The Narcissistic Sibling

The Narcissistic Sibling

Did you always think you were the black sheep?  Maybe in reality you were the white sheep living within a family of black sheep.

If there are two or more children in a family, one of those children is often seen by the parents as ‘the golden child’ who can do no wrong.  The parent sees this child as a reflection of themselves and places high expectations on this particular child to do well at school and to excel at sports and hobbies.  The golden child often develops the same characteristics as their controlling parent.  They may become egotistical, expect everything their way and have no regard for your feelings whatsoever.IMG_6301

Then we have the black sheep.  This child is blamed for everything that goes wrong in the family and can find themselves being blamed for doing something well ( doing something well paints a different picture and shows you are not as bad as the narcissistic parent makes you out to be). They are the scapegoat, blamed by not just their parents but also by their siblings.  As a young child, this is a really difficult place to be.  You feel you can never do anything right no matter how hard you try.  No one seems to care whether you do well at school or sports.  In your mind, you don’t really matter, nobody cares.  It is only once you become older that you realise being the black sheep really isn’t so bad after all.  You are not locked in that narcissistic dance with a narcissistic parent.  You are free to do what you want to do with your life.  On the other hand, the golden child is taken by the hand and pushed in a particular direction always trying to please their narcissistic parent.  They will never be free to choose as you are.
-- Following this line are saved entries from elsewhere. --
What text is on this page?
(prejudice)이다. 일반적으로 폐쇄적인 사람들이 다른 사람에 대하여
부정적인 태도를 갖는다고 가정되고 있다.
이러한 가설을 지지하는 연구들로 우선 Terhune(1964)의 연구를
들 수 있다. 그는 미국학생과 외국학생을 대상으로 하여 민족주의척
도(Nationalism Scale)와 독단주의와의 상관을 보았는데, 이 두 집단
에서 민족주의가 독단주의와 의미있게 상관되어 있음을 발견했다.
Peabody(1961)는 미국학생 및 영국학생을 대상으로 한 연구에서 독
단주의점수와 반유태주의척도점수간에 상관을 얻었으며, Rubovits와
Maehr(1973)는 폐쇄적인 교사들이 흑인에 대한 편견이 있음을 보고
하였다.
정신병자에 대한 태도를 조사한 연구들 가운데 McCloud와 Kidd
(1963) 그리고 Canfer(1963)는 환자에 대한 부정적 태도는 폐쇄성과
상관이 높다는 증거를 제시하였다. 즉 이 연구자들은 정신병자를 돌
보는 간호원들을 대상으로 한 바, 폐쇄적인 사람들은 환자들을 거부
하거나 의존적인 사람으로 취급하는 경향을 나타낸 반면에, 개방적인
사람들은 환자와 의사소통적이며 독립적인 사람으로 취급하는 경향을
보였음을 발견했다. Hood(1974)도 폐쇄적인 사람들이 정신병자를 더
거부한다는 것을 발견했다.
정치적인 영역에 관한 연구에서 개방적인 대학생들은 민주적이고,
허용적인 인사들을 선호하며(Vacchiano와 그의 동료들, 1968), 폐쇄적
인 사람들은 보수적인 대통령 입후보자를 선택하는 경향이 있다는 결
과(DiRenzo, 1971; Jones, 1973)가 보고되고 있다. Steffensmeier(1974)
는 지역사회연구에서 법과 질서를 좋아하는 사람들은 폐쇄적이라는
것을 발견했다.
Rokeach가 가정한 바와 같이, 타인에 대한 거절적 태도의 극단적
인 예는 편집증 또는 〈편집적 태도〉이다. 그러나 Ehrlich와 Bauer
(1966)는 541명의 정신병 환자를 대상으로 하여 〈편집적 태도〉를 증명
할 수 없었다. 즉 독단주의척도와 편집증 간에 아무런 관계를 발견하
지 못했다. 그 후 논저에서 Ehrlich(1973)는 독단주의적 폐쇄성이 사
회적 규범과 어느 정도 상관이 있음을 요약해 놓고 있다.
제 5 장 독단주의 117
Jealousy between siblings is common in dysfunctional families.  It is created by the controlling parent who knows that by treating their children differently, friction is likely to occur.  Jealousy brings about division within the family with the golden child often bullying the scapegoat child.

We can’t change people and we can’t change how we are treated by our parents or siblings but we can choose whether or not we accept their behaviour.  As adults we can choose to walk our own path and if that means distancing ourselves from certain people, maybe that’s the direction we will have to take for a peaceful and stress free life.

Written by Anne McCrea

2 thoughts on “The Narcissistic Sibling

  1. The precise story of my childhood. So terribly painful and, moreover, frightening. True that you are freer to make choices later, but the scars, in my case, blocked my being able to succeed. The fear engendered in childhood of provoking jealousy blocked me from standing out and excelling in the way I could have done.